Conversational and generative voice AI are the biggest trendsetters for providing better personalization right now, Harding adds. “We are seeing organizations invest heavily in new technologies to better serve their customers. ‘AI’ has been the buzzword for some time now, but this is certainly the case in the customer service industry whereby companies are using various AI tools to better serve their customers.”

These tools also help customers who want self-service to request information, return products, update address details, and perform other tasks without waiting for a human agent, Harding says. “This allows customers to get a better experience by having a quick resolution via the customer’s communication channel of choice.”

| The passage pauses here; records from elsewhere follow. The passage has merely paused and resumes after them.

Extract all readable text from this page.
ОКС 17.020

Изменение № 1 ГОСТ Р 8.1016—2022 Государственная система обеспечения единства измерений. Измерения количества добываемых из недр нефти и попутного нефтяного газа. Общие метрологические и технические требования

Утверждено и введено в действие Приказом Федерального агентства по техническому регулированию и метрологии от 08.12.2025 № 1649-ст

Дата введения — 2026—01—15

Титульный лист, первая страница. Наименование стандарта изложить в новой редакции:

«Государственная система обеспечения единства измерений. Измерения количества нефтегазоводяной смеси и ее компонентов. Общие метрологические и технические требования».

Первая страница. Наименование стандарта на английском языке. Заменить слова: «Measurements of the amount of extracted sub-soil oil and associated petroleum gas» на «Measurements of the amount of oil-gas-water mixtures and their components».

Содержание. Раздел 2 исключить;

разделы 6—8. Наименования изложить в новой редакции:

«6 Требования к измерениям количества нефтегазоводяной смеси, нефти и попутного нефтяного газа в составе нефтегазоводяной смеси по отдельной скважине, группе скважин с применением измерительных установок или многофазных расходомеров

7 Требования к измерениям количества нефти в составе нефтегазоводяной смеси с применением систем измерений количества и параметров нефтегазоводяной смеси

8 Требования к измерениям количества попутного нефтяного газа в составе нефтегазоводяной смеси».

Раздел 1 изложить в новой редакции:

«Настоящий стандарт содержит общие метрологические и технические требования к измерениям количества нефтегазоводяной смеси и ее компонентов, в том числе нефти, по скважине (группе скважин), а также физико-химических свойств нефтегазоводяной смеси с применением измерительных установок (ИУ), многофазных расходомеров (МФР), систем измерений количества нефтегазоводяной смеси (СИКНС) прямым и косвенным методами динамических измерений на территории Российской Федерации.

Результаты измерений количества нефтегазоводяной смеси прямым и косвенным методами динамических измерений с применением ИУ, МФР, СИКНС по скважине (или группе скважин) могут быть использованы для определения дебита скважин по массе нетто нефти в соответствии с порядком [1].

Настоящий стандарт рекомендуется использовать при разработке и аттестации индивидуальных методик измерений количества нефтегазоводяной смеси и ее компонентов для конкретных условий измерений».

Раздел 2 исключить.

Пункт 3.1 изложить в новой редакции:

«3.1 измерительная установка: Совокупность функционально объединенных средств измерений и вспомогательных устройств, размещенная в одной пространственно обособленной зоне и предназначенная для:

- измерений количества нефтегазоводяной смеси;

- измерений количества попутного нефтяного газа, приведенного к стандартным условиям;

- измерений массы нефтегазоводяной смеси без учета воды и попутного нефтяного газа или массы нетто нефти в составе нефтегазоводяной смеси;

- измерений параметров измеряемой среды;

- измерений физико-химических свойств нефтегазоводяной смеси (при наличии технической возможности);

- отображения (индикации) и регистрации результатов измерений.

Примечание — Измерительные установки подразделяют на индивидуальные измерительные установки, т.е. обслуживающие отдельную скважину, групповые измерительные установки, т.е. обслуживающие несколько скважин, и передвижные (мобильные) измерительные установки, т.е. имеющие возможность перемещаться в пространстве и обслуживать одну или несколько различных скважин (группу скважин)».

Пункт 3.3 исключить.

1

Personalization is expanding in other ways. The era of superficial personalization based solely on basic details like names and recent browsing history is over, agrees Amy Jerusalmi, chief customer officer of Cordial, a marketing technology provider. “Personalization requires honest conversations and a genuine understanding of customer needs, interests, and preferences. This is where AI becomes a powerful enabling technology, not by replacing humans but by facilitating meaningful dialogues using relevance derived from intelligent data analysis.”

And AI isn’t done upending the contact center just yet. That comes with a few caveats, though, according to Verint’s Schneider.

“Organizations must be mindful of a number of new challenges and factors related to the deployment of the latest generative AI and LLM capabilities,” Schneider says. “It is important for organizations not to expect miracles in the coming weeks and months, but to use genAI in pragmatic ways as conversational middleware across AI and contact center automation tools to ensure the right AI capabilities will meet present and future customer service needs.

“As the market looks to the future of conversational AI solutions that leverage generative AI and LLMs, we are entering a world where best practices are being developed as we go along. CX practitioners are now daring to be bold and do great things,” Schneider continues. “However, transparency, agility, and control will be paramount to the success of delivering elevated customer experiences through AI-powered solutions.”